Most importantly, the current situation remains in stasis because there is precious little to motivate either side to change it. The truth is that the status quo is not, at the moment, a bad one. The West Bank is experiencing impressive economic growth, and the Israeli economy remains surprisingly stable despite global financial upheaval. Violence is at a minimum, security services are cooperating, and both sides have a common enemy in Hamas.
Something like peace, in other words, is taking shape in Israel and the West Bank, though neither side may be willing to call it that. It is now quite possible that drastic moves toward a formal agreement would cause more violence than they would prevent.
That said, there are long-term pressures on both parties that will not go away. For Israel, there are the settlements, and the looming demographic problem they represent. For the Palestinians, there is the powder keg of Islamic radicalism and the refugee issue.

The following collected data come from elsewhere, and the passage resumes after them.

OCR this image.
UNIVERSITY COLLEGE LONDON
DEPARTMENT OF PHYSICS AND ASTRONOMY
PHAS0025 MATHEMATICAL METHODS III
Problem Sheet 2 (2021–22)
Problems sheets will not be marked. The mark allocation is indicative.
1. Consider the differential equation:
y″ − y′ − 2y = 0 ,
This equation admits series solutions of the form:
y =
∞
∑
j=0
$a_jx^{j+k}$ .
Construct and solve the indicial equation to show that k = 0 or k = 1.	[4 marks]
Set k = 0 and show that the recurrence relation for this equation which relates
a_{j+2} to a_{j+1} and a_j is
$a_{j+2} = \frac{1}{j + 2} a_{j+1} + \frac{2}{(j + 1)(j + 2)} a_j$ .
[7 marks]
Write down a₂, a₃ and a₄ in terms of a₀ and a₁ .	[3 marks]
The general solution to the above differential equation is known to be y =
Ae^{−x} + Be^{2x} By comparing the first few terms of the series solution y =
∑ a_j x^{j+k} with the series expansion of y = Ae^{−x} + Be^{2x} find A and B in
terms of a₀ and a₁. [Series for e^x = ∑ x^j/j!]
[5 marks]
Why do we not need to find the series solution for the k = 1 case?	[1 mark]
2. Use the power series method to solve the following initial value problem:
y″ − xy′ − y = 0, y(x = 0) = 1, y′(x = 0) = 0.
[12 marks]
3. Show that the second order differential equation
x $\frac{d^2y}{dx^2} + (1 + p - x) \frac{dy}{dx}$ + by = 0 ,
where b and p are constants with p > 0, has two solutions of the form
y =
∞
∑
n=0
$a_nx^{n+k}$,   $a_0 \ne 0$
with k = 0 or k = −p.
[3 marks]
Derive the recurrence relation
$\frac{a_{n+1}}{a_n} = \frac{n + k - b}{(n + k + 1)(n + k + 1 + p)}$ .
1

Sooner or later, domestic pressure will begin to build on both Netanyahu and Abbas to deal with these problems. Abbas’ recent moves toward requesting international recognition of a Palestinian state may be one such reaction. Nonetheless, at the moment, both men seem to believe that the status quo is the best they can make of a bad situation. As a result, both have struggled, in a quiet but stubborn manner, to preserve it.
Despite the best efforts of a president desperate for a breakthrough and seemingly indifferent to the possible consequences, they appear to have emerged victorious.